CMS is now looking to expand on the success of these value-based programs and push more organizations to join risk-bearing arrangements. During the keynote at NAACOs, Ms Verma strongly hinted that mandatory two-way risk models are on their way. The administrator acknowledged that what works for a large hospital doesn’t work for a small, physician-led practices, and different models are necessary to drive maximum participation.

This was a primary driver behind the newly announced Primary Cares Initiative (PCI), a major topic of conversation at NAACOs. The PCI objective is stated to, “Improve quality, improve patient experience of care, and reduce expenditures…by increasing patient access to advanced primary care services.” To do so, the PCI offers two different models for primary care practices to transition into risk-based payment arrangements, specifically addressing practices caring for patients with complex chronic needs or serious illness. It’s an overdue step in laying out pathways for small, resource-limited, primary care practices to embrace risk, taking advantage of shared savings while maintaining revenue continuity.

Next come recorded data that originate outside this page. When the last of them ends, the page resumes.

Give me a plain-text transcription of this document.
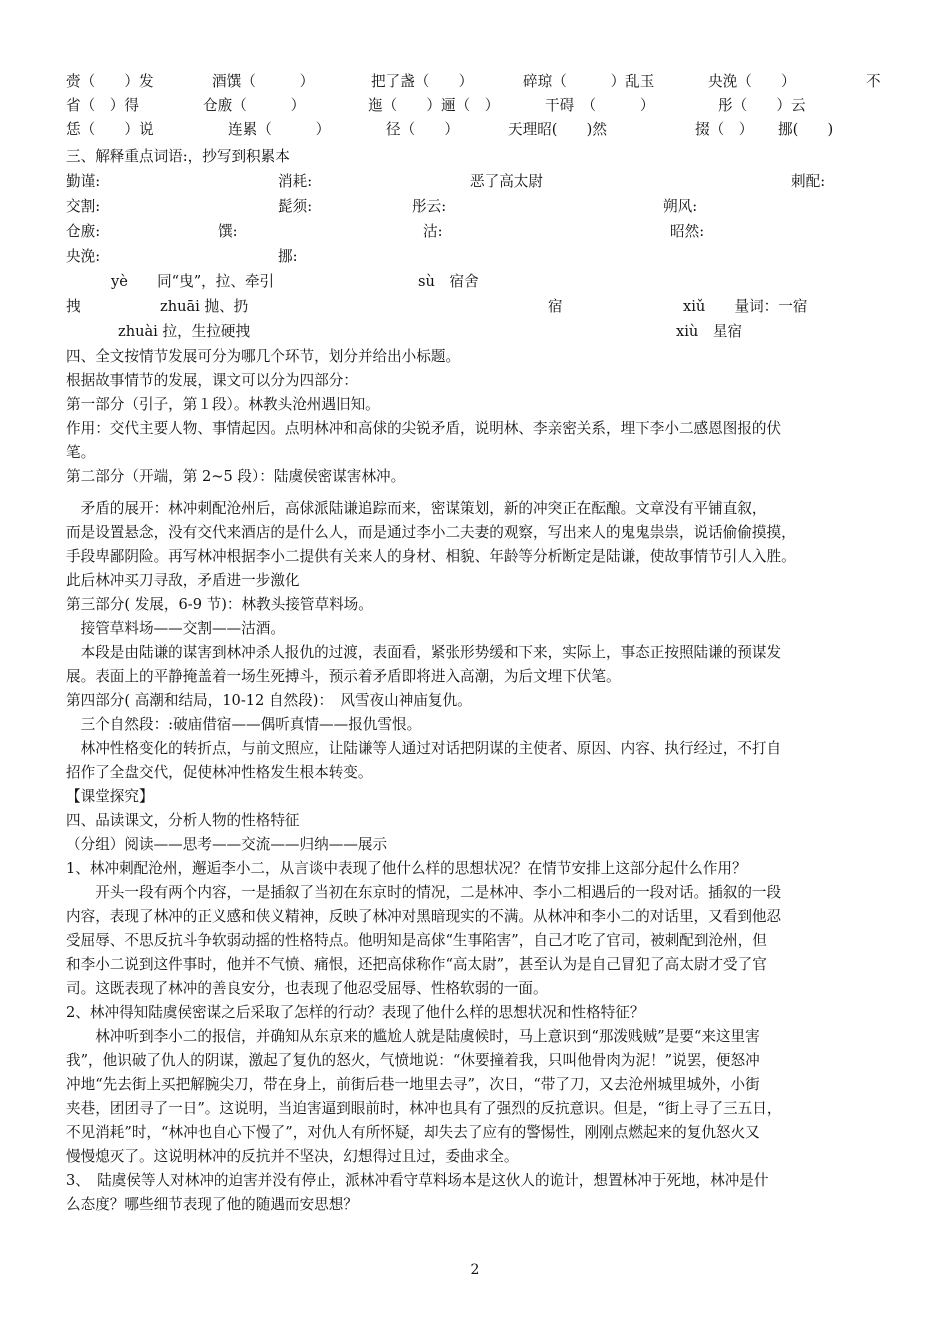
赍（　　）发	酒馔（　　　）	把了盏（　　）	碎琼（　　　）乱玉	央浼（　　）	不
省（　）得	仓廒（　　　）	迤（　　）逦（　）	干碍　（　　　）	彤（　　）云
恁（　　）说	连累（　　　）	径（　　）	天理昭(　　)然	掇（　） 挪(　　)
三、解释重点词语:，抄写到积累本
勤谨:	消耗:	恶了高太尉	刺配:
交割:	髭须:	彤云:	朔风:
仓廒:	馔:	沽:	昭然:
央浼:	挪:
yè　　同“曳”，拉、牵引	sù　宿舍
拽	zhuāi 抛、扔	宿	xiǔ　　量词：一宿
zhuài 拉，生拉硬拽	xiù　星宿
四、全文按情节发展可分为哪几个环节，划分并给出小标题。
根据故事情节的发展，课文可以分为四部分：
第一部分（引子，第１段）。林教头沧州遇旧知。
作用：交代主要人物、事情起因。点明林冲和高俅的尖锐矛盾，说明林、李亲密关系，埋下李小二感恩图报的伏
笔。
第二部分（开端，第 2~5 段）：陆虞侯密谋害林冲。
　矛盾的展开：林冲刺配沧州后，高俅派陆谦追踪而来，密谋策划，新的冲突正在酝酿。文章没有平铺直叙，
而是设置悬念，没有交代来酒店的是什么人，而是通过李小二夫妻的观察，写出来人的鬼鬼祟祟，说话偷偷摸摸，
手段卑鄙阴险。再写林冲根据李小二提供有关来人的身材、相貌、年龄等分析断定是陆谦，使故事情节引人入胜。
此后林冲买刀寻敌，矛盾进一步激化
第三部分( 发展，6-9 节)：林教头接管草料场。
　接管草料场——交割——沽酒。
　本段是由陆谦的谋害到林冲杀人报仇的过渡，表面看，紧张形势缓和下来，实际上，事态正按照陆谦的预谋发
展。表面上的平静掩盖着一场生死搏斗，预示着矛盾即将进入高潮，为后文埋下伏笔。
第四部分( 高潮和结局，10-12 自然段)：　风雪夜山神庙复仇。
　三个自然段：:破庙借宿——偶听真情——报仇雪恨。
　林冲性格变化的转折点，与前文照应，让陆谦等人通过对话把阴谋的主使者、原因、内容、执行经过，不打自
招作了全盘交代，促使林冲性格发生根本转变。
【课堂探究】
四、品读课文，分析人物的性格特征
（分组）阅读——思考——交流——归纳——展示
1、林冲刺配沧州，邂逅李小二，从言谈中表现了他什么样的思想状况？在情节安排上这部分起什么作用？
　　开头一段有两个内容，一是插叙了当初在东京时的情况，二是林冲、李小二相遇后的一段对话。插叙的一段
内容，表现了林冲的正义感和侠义精神，反映了林冲对黑暗现实的不满。从林冲和李小二的对话里，又看到他忍
受屈辱、不思反抗斗争软弱动摇的性格特点。他明知是高俅“生事陷害”，自己才吃了官司，被刺配到沧州，但
和李小二说到这件事时，他并不气愤、痛恨，还把高俅称作“高太尉”，甚至认为是自己冒犯了高太尉才受了官
司。这既表现了林冲的善良安分，也表现了他忍受屈辱、性格软弱的一面。
2、林冲得知陆虞侯密谋之后采取了怎样的行动？表现了他什么样的思想状况和性格特征？
　　林冲听到李小二的报信，并确知从东京来的尴尬人就是陆虞候时，马上意识到“那泼贱贼”是要“来这里害
我”，他识破了仇人的阴谋，激起了复仇的怒火，气愤地说：“休要撞着我，只叫他骨肉为泥！”说罢，便怒冲
冲地“先去街上买把解腕尖刀，带在身上，前街后巷一地里去寻”，次日，“带了刀，又去沧州城里城外，小街
夹巷，团团寻了一日”。这说明，当迫害逼到眼前时，林冲也具有了强烈的反抗意识。但是，“街上寻了三五日，
不见消耗”时，“林冲也自心下慢了”，对仇人有所怀疑，却失去了应有的警惕性，刚刚点燃起来的复仇怒火又
慢慢熄灭了。这说明林冲的反抗并不坚决，幻想得过且过，委曲求全。
3、　陆虞侯等人对林冲的迫害并没有停止，派林冲看守草料场本是这伙人的诡计，想置林冲于死地，林冲是什
么态度？哪些细节表现了他的随遇而安思想？
2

Still, there are questions about payment model redesigns and their impact on the ideal structure for delivering care. How will joint incentives, shared savings, and technology be integrated in a way that makes these efforts viable and measurable?

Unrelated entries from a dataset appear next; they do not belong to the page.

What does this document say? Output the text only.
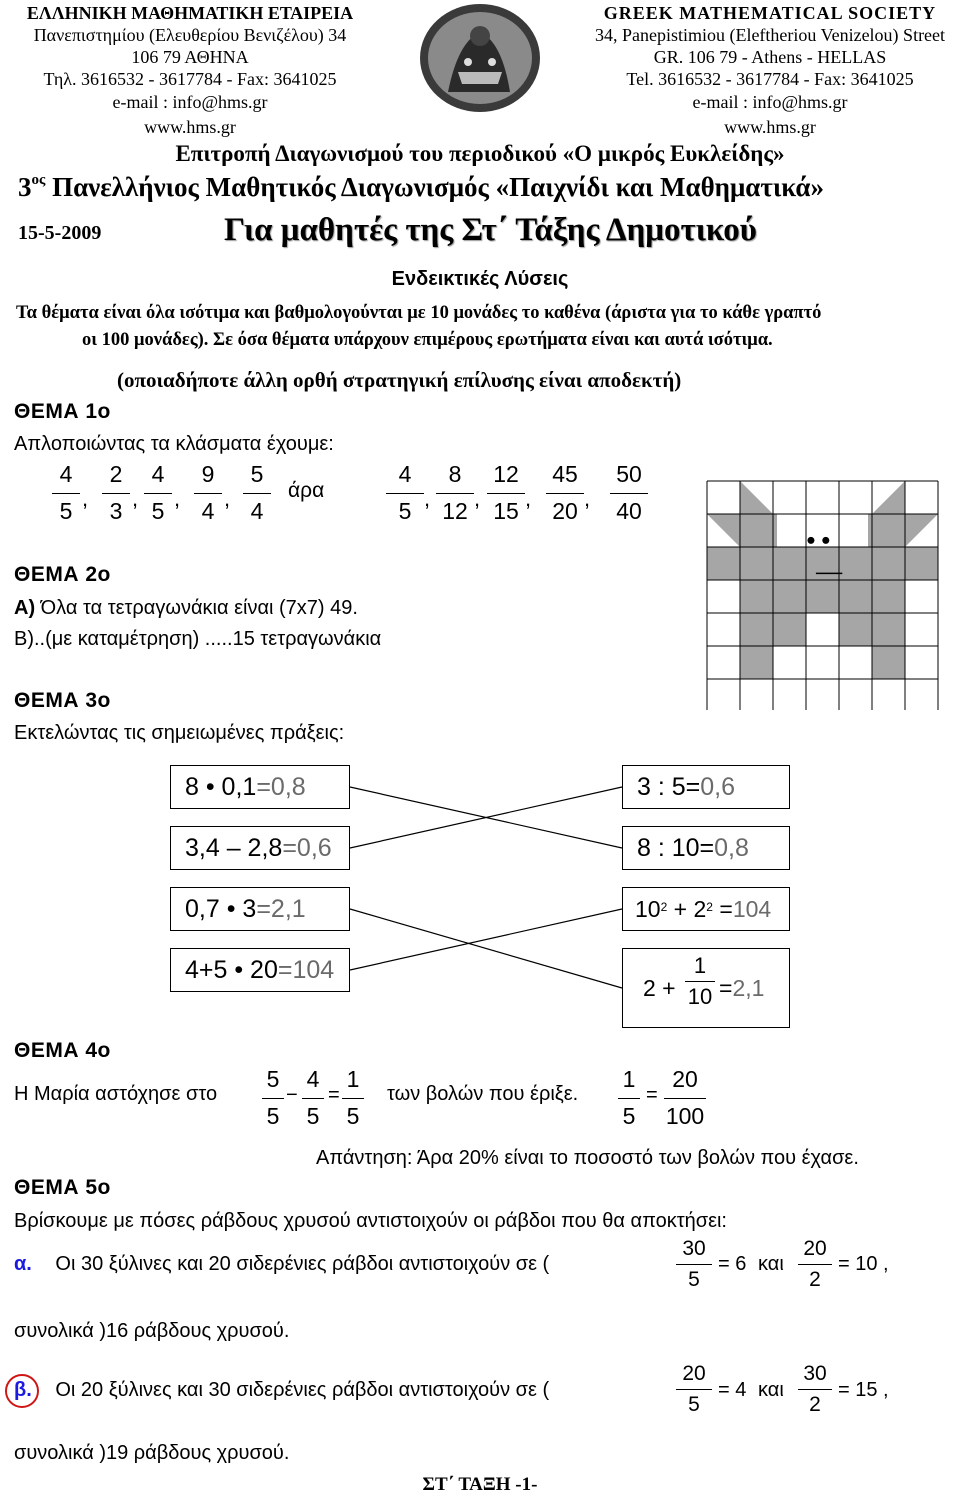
ΕΛΛΗΝΙΚΗ ΜΑΘΗΜΑΤΙΚΗ ΕΤΑΙΡΕΙΑ
Πανεπιστημίου (Ελευθερίου Βενιζέλου) 34
106 79 ΑΘΗΝΑ
Τηλ. 3616532 - 3617784 - Fax: 3641025
e-mail : info@hms.gr
www.hms.gr
GREEK MATHEMATICAL SOCIETY
34, Panepistimiou (Εleftheriou Venizelou) Street
GR. 106 79 - Athens - HELLAS
Tel. 3616532 - 3617784 - Fax: 3641025
e-mail : info@hms.gr
www.hms.gr
Επιτροπή Διαγωνισμού του περιοδικού «Ο μικρός Ευκλείδης»
$3^{o\varsigma}$ Πανελλήνιος Μαθητικός Διαγωνισμός «Παιχνίδι και Μαθηματικά»
15-5-2009	Για μαθητές της Στ΄ Τάξης Δημοτικού
Ενδεικτικές Λύσεις
Τα θέματα είναι όλα ισότιμα και βαθμολογούνται με 10 μονάδες το καθένα (άριστα για το κάθε γραπτό
οι 100 μονάδες). Σε όσα θέματα υπάρχουν επιμέρους ερωτήματα είναι και αυτά ισότιμα.
(οποιαδήποτε άλλη ορθή στρατηγική επίλυσης είναι αποδεκτή)
ΘΕΜΑ 1ο
Απλοποιώντας τα κλάσματα έχουμε:
4
5 ,
2
3 ,
4
5 ,
9
4 ,
5
4
άρα
4
5 ,
8
12 ,
12
15 ,
45
20 ,
50
40
ΘΕΜΑ 2ο
Α) Όλα τα τετραγωνάκια είναι (7x7) 49.
Β)..(με καταμέτρηση) .....15 τετραγωνάκια
ΘΕΜΑ 3ο
Εκτελώντας τις σημειωμένες πράξεις:
8 • 0,1=0,8
3,4 – 2,8=0,6
0,7 • 3=2,1
4+5 • 20=104
3 : 5=0,6
8 : 10=0,8
$10^2 + 2^2 =104$
2 +
1
10 =2,1
ΘΕΜΑ 4ο
Η Μαρία αστόχησε στο
5
5
−
4
5
=
1
5
των βολών που έριξε.
1
5
=
20
100
Απάντηση: Άρα 20% είναι το ποσοστό των βολών που έχασε.
ΘΕΜΑ 5ο
Βρίσκουμε με πόσες ράβδους χρυσού αντιστοιχούν οι ράβδοι που θα αποκτήσει:
α. Οι 30 ξύλινες και 20 σιδερένιες ράβδοι αντιστοιχούν σε (
30
5
= 6 και
20
2
= 10 ,
συνολικά )16 ράβδους χρυσού.
β. Οι 20 ξύλινες και 30 σιδερένιες ράβδοι αντιστοιχούν σε (
20
5
= 4 και
30
2
= 15 ,
συνολικά )19 ράβδους χρυσού.
ΣΤ΄ ΤΑΞΗ -1-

Ideally, technology bears the burden of capturing, understanding, and facilitating action on critical disease risk and outcomes data. This enables provider staff to focus on their areas of expertise (coders code, doctors treat patients, etc), while organizations experiment with care delivery models that maximize performance.

Risk capture and risk adjustment solutions have become must-have tools for ACO success under this (or any) risk-bearing arrangement. With more lives being covered by ACOs, identifying risk-based populations is a necessity for provider business strategies going forward. Once disease risk is more accurately identified, providers can more effectively treat those populations through coordinated care across locations and specialties.

It’s a win-win. That’s why despite the challenges, limits, and unintended consequences of current value-based care models, the NAACOs conference left me even more excited about the opportunities ahead.

Beneath the bluster in Washington, the regulatory environment is becoming more stable, committed, and responsive to those driving the implementation of accountable care models. Providers are innovating and adapting to this environment, leaders are demonstrating success at improving both costs and outcomes. Best practices are being established and shared, and social factors—food or housing insecurity, for example—are even starting to be quantified and addressed.

The key for those of us striving to enable this progress is to continue helping providers address complex medical conditions, focus on patient outcomes, and do so with the confidence that their organizations will achieve financial success as well.